Docker

Using an existing environment

In order to run your analysis, you can use a pre-existing container environment created by a third party. For example python:3.8 for Python programs or gitlab-registry.cern.ch/cms-cloud/cmssw-docker/cc7-cms for CMS Offline Software framework. In this case you simply specify the container name and the version number in your workflow specification and you are good to go. This is usually the case when your code does not have to be compiled, for example Python scripts or ROOT macros.

Note also that REANA offers a set of containers that can serve as examples about how to containerise popular analysis environments such as:

Building your own environment

Other times you may need to build your own container, for example to add a certain library on top of Python 2.7. This is the most typical use case that we’ll address below.

This is usually the case when your code needs to be compiled, for example C++ analysis.

If you need to create your own environment, this can be achieved by means of providing a particular Dockerfile:

# Start from the Python 2.7 base image:
FROM python:2.7

# Install HFtools:
RUN apt-get -y update && \
    apt-get -y install \
       python-pip \
       zip && \
    apt-get autoremove -y && \
    apt-get clean -y
RUN pip install hftools

# Mount our code:
ADD code /code
WORKDIR /code

You can build this customised analysis environment image and give it some name, for example johndoe/myenv:

$ docker build -f environment/myenv/Dockerfile -t johndoe/myenv .
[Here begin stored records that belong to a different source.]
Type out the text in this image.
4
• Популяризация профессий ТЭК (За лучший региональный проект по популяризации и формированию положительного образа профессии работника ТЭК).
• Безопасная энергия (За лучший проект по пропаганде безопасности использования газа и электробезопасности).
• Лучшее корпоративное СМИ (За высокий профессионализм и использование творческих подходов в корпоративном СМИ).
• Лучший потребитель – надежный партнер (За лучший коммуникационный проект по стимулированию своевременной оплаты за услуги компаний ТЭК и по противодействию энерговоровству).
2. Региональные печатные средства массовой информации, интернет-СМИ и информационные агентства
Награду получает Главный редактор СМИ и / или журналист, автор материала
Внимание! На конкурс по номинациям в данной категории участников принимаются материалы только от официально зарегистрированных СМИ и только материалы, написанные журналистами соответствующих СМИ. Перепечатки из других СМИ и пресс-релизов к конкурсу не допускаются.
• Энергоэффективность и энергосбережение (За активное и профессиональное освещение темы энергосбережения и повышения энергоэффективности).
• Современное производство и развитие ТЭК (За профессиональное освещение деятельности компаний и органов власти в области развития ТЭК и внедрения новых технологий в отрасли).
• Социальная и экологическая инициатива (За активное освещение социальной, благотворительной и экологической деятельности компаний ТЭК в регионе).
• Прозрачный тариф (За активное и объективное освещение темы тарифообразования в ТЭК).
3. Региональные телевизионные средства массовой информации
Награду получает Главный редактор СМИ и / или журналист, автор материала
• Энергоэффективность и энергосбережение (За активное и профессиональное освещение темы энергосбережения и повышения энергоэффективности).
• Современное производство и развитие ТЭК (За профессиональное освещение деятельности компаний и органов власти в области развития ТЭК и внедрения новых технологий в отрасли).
and push the created image to the DockerHub image registry:

$ docker push johndoe/myenv

Supporting arbitrary user IDs

In the Docker container ecosystem, the processes run in the containers by default, uses the root user identity. However, this may not be secure. If you want to improve the security in your environment you can set up your own user under which identity the processes will run.

In order for processes to run under any user identity and still be able to write to shared workspaces, we use a GID=0 technique as used by OpenShift:

  • UID: you can use any user ID you want;
  • GID: your should add your user to group with GID=0 (the root group)

This will ensure the writable access to workspace directories managed by the REANA platform.

For example, you can create the user johndoe with UID=501 and add the user to GID=0 by adding the following commands at the end of the previous Dockerfile:

# Setup user and permissions
RUN adduser johndoe -u 501 --disabled-password --gecos ""
RUN usermod -a -G 0 johndoe
USER johndoe

Testing the environment

We now have a containerised image representing our computational environment that we can use to run our analysis in another replicated environment.

We should test the containerised environment to ensure it works properly, for example whether all the necessary libraries are present:

$ docker run -i -t --rm johndoe/myenv /bin/bash
container> python -V
Python 2.7.15
container> python mycode.py < mydata.csv > /tmp/mydata.tmp

Multiple environments

Note that various steps of your analysis can run in various environments; for instance, the step to perform the data filtering on a big cloud, having data selection libraries installed, or the step to build the data plotting in a local environment, containing only the preferred graphing system of choice. You can prepare several different environments for your analysis if needed.